No
fim da vereda, junto ao portão da escola, brilhava um carro preto mais pequeno
que a carrinha do Luís da mercearia. Maravilhados, os rapazes rodearam-no em círculo
de respeito. Muitos de nós ainda não se tinham sentado num automóvel. Portanto,
qualquer proprietário de veículo de quatro rodas nos subia na consideração. Entre
a saia de minha mãe e a parede de crianças, eu entrevia um senhor barbeado e penteado
e um braço de mulher. Correu célere a estupefacção, a professora é outra. Escondi-me
e agarrei com mais força as ramagens, mas a minha mãe, suavemente, abriu-me o
enclavinhado de dedos enquanto ouvia a porta do carro fechar e o braço
desaparecia. Então os garotos correram em cacho para junto de nós e esperaram.
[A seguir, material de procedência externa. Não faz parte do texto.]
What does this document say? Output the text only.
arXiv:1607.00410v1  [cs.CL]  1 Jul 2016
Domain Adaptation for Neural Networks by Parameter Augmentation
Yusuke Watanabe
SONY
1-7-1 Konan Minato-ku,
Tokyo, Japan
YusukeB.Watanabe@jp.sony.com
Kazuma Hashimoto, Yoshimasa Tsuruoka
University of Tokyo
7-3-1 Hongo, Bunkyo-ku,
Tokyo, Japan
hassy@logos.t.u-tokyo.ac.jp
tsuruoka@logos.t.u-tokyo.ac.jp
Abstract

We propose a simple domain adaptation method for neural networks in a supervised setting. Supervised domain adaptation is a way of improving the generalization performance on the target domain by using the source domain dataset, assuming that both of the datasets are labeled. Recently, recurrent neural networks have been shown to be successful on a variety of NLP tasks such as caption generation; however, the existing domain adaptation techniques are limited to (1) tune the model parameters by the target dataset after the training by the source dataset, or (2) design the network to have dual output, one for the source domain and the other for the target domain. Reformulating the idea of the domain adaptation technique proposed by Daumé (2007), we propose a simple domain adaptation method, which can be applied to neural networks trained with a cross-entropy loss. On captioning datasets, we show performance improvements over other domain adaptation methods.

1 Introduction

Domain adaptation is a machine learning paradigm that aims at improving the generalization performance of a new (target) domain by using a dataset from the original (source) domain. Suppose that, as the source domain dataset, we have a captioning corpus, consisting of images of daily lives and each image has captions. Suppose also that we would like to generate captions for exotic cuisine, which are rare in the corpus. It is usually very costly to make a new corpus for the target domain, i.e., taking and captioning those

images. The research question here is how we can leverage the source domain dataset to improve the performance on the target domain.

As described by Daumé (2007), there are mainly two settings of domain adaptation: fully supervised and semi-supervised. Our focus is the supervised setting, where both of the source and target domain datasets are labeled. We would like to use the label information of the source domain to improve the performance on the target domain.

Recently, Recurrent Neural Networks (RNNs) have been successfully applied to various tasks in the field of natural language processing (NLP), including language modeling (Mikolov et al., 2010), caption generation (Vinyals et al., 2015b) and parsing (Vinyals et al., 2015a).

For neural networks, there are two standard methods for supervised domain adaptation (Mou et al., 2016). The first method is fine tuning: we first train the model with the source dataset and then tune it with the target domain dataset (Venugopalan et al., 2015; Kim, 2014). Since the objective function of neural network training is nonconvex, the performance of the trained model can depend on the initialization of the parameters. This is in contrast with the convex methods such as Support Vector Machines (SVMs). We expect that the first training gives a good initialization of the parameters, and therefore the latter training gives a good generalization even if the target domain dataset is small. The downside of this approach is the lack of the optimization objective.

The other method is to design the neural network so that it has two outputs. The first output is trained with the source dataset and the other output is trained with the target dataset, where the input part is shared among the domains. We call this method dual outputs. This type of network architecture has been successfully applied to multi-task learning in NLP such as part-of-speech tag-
Ouvi uns passos regulares e diferentes, recuei ainda mais dentro da saia e a
minha mãe impeliu-me para o amontoado infantil, vai, filha, agora fazes o que a
senhora professora mandar. Ouvi-a dizer, bom dia, minha senhora!, e vi-lhe as
costas a desaparecer. Tínhamos iniciado o nosso processo de despedidas: sem
lágrimas ou som. Mas o meu rosto deve ter dado alarme porque alguém me pegou
pela mão
- Anda cá, dá a mão a esta menina tão bonita, cheia
de caracóis; já viste, ela está contente por entrar na escola.
e
levou a minha mão até à mão estendida da canudinhos. Fiquei ali quieta de mão
dada, mas a canudinhos espevitou
- Sou a Lídia, como é que tu te chamas?
E eu
- Onde é que está a professora?
Ela a estremecer os canudos de cima abaixo
-
Era aquela senhora que te pegou na mão – e estranhando -, não a viste? Usa meias de vidro e sapatos de
salto alto – e logo a inchar de orgulho -. Eu fui esperá-la ao carro e ela disse que sou
muito bonita. Olha, vi uma coisa: o homem deu-lhe um beijo na boca. – e a
insistir sem transição - Como é que tu
te chamas?
Mas
eu estava rendida à mão e à voz que me tinham levado. Desconhecia se era loira
ou morena, bonita ou feia, de bom ou mau feitio, mas soube que ia gostar daquela mulher. E
quando mal me percatei, a professora sorria na nossa frente e dizia
-
Os pares de hoje vão ser de ano inteiro – a canudinhos deu-me um apertão nos
dedos.
Depois
a mestra olhou para nós duas e apontou-nos aos outros
-
Estas duas meninas ficam sempre à frente na forma; cuidado com os empurrões que
elas são muito pequeninas e podem cair.
-
Sim, minha senhora. - trovejaram os garotos; e, entre cochichos, ouviram-se uns risos
baixos.
-
O resto falamos lá dentro. Agora limpam os pés e podem entrar. - e desviou o
corpo da porta.
A
professora sentou-nos na primeira carteira da fila do meio e, para minha alegria, ficámos parceiras.
Breve entendi que se eu era a menina de minha mãe, Lídia era a menina da
professora. Tornámo-nos inseparáveis. A minha mãe sem que eu entendesse, são
corda e caldeiro. Manhãzinha, ela passava em minha casa e seguíamos juntas para
a escola e na volta fazíamos igual. Foram sobretudo estes percursos com ela que me instruíram de
mundo. Aprendia umas coisas por perguntá-las, outras pelas suas observações
casuais. Por exemplo, ao segundo ou terceiro dia de escola perguntou-me porque
dava sempre um beijo a minha mãe quando chegava e me despedia. E quando
respondi, porque sim, não pareceu satisfeita. Voltou-me os caracóis despenteados
todos descaídos para os olhos e inquiriu interessada, tu gostas? Fiquei sem
jeito, nunca tinha pensado no assunto, achava que era igual em todo o
lado. Respondi-lhe nesse sentido e acrescentei que à deita e também ao
levantar, repetia. Intrigada, perguntei-lhe como era em sua casa. E ela, não é
nada. A minha mãe só bate e ralha com a gente. Não há cá beijos. E acrescentou
mais baixo, e o meu pai bate pouco, mas é sempre com o cinto, o malvado.